R. H. S. Crossman and C. A. R. Crosland, like multi-initialled amateur cricketers, were two great middle-order batsmen of the last years of Labour in government, and the last years too of amateur cricketers. They were sometimes (but not often) confused with each other, and each of them at least once expressed envy of what they saw as my own more monosyllabic and mnemonic name.

For most of his life Crossman was the better known. Indeed I once heard Field Marshal Montgomery do a put-down of Crosland on this ground. In 1951 a dozen or so MPs, including these two, paid a visit to SHAPE. Eisenhower, Supreme Commander, received us with bland goodwill. Montgomery, who was deputy, treated us like a lot of slack subalterns. ‘Give your names clearly and keep your questions short,’ he commanded. ‘Crosland, not to be confused with Crossman,’ the later author of The Future of Socialism began in an even more disdainful drawl than usual. Montgomery said: ‘I would not dream of confusing you. I have heard of Crossman.’
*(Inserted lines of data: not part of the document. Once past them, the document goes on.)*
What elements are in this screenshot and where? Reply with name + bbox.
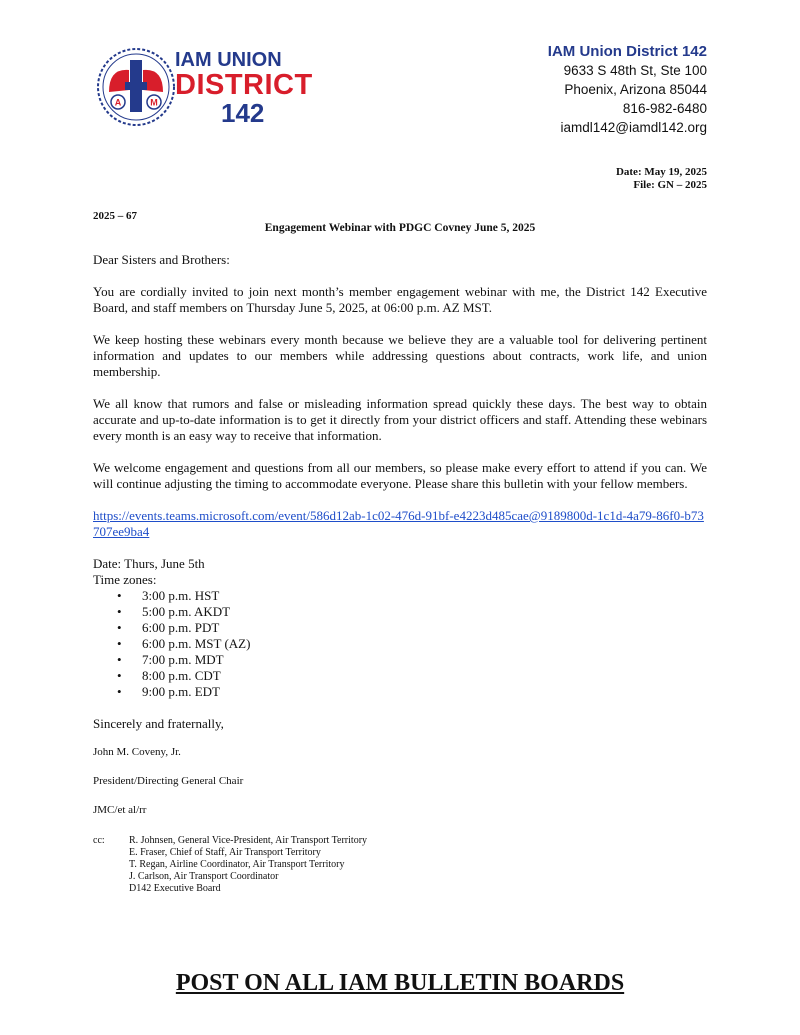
header-street: 9633 S 48th St, Ste 100	[563, 63, 707, 78]
timezone-item: • 6:00 p.m. MST (AZ)	[93, 636, 707, 652]
body-paragraph: We welcome engagement and questions from all our members, so please make every effort to attend if you can. We will continue adjusting the timing to accommodate everyone. Please share this bulletin with your fellow members.	[93, 460, 707, 491]
logo-line-1: IAM UNION	[175, 49, 282, 71]
logo-badge-right: M	[150, 97, 158, 108]
cc-item: R. Johnsen, General Vice-President, Air Transport Territory	[129, 835, 368, 846]
body-paragraph: You are cordially invited to join next month’s member engagement webinar with me, the District 142 Executive Board, and staff members on Thursday June 5, 2025, at 06:00 p.m. AZ MST.	[93, 284, 707, 315]
cc-list	[129, 835, 367, 895]
body-paragraph: We all know that rumors and false or misleading information spread quickly these days. The best way to obtain accurate and up-to-date information is to get it directly from your district officers and staff. Attending these webinars every month is an easy way to receive that information.	[93, 396, 707, 443]
timezone-item: • 7:00 p.m. MDT	[93, 652, 707, 668]
cc-item: E. Fraser, Chief of Staff, Air Transport Territory	[129, 847, 321, 858]
timezone-item: • 6:00 p.m. PDT	[93, 620, 707, 636]
cc-item: T. Regan, Airline Coordinator, Air Transport Territory	[129, 859, 345, 870]
timezone-list	[93, 588, 707, 700]
file-number: File: GN – 2025	[633, 179, 707, 191]
bulletin-number: 2025 – 67	[93, 210, 137, 222]
logo-wordmark	[175, 50, 313, 126]
letter-date: Date: May 19, 2025	[615, 166, 707, 178]
initials: JMC/et al/rr	[93, 804, 147, 816]
logo-line-3: 142	[221, 98, 265, 128]
cc-item: J. Carlson, Air Transport Coordinator	[129, 871, 279, 882]
cc-block	[93, 835, 707, 895]
signer-name: John M. Coveny, Jr.	[93, 746, 181, 758]
webinar-link[interactable]: https://events.teams.microsoft.com/event/586d12ab-1c02-476d-91bf-e4223d485cae@9189800d-1c1d-4a79-86f0-b73707ee9ba4	[93, 508, 704, 539]
cc-label: cc:	[93, 835, 105, 846]
header-org-name: IAM Union District 142	[547, 43, 707, 60]
timezones-label: Time zones:	[93, 572, 157, 587]
header-phone: 816-982-6480	[622, 101, 707, 116]
signer-title: President/Directing General Chair	[93, 775, 244, 787]
cc-item: D142 Executive Board	[129, 883, 221, 894]
header-city: Phoenix, Arizona 85044	[564, 82, 707, 97]
timezone-item: • 3:00 p.m. HST	[93, 588, 707, 604]
letter-body	[93, 252, 707, 895]
logo-badge-left: A	[114, 97, 122, 108]
date-file-block	[616, 166, 707, 192]
timezone-item: • 5:00 p.m. AKDT	[93, 604, 707, 620]
footer-notice: POST ON ALL IAM BULLETIN BOARDS	[175, 970, 625, 996]
timezone-item: • 9:00 p.m. EDT	[93, 684, 707, 700]
header-address	[548, 42, 707, 137]
timezone-item: • 8:00 p.m. CDT	[93, 668, 707, 684]
gear-emblem-icon	[95, 46, 177, 128]
header-email: iamdl142@iamdl142.org	[560, 120, 707, 135]
event-date: Date: Thurs, June 5th	[93, 556, 205, 571]
subject-line: Engagement Webinar with PDGC Covney June 5, 2025	[264, 222, 536, 234]
salutation: Dear Sisters and Brothers:	[93, 252, 230, 267]
logo-line-2: DISTRICT	[175, 69, 313, 101]
body-paragraph: We keep hosting these webinars every month because we believe they are a valuable tool for delivering pertinent information and updates to our members while addressing questions about contracts, work life, and union membership.	[93, 332, 707, 379]
closing: Sincerely and fraternally,	[93, 716, 224, 731]
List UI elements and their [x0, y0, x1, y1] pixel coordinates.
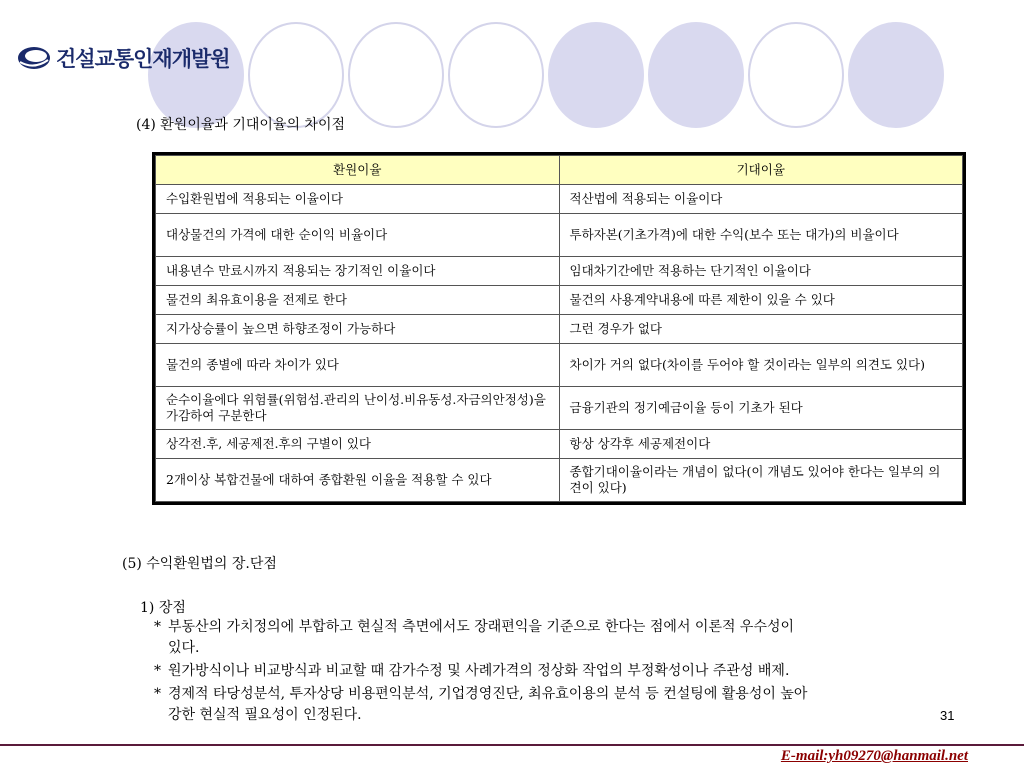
table-cell: 물건의 종별에 따라 차이가 있다: [156, 344, 560, 387]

Nevertheless, Anthony Crosland ended up with more lasting fame for what he himself had done, both as a political theorist and as the (brief) holder of the Foreign Secretaryship, the great office of state which Richard Crossman, then two years dead, had most desired. Crossman’s chief monument was Diaries of a Cabinet Minister, mainly a recording of the words and behaviour of others. It was also what he increasingly came to care most about, even when he was still a minister, and overwhelmingly so between 1970 and his death in early 1974. It was not exactly for the sake of the truth, to which even his most devoted fan could not say he was peculiarly addicted. In argument he regarded ‘facts’ as dialectical weapons to be forged as one needed them rather than as objective entities to be respected for their own validity. Yet his Diaries are in my view remarkably accurate. Harold Wilson, of whom Crossman had been a considerable friend and ally, used to claim that they were all imaginative fiction, stuffed with nonexistent meetings and encounters which never took place. I did not find this so. I often disagreed with Crossman’s judgements and sometimes with his descriptive angle, but I could always recognize the events he was talking about if I had participated in them, and thought that they never diverged more from my version of accuracy than might the accounts of a motor accident seen by two men of different temperaments standing on opposite sides of the road.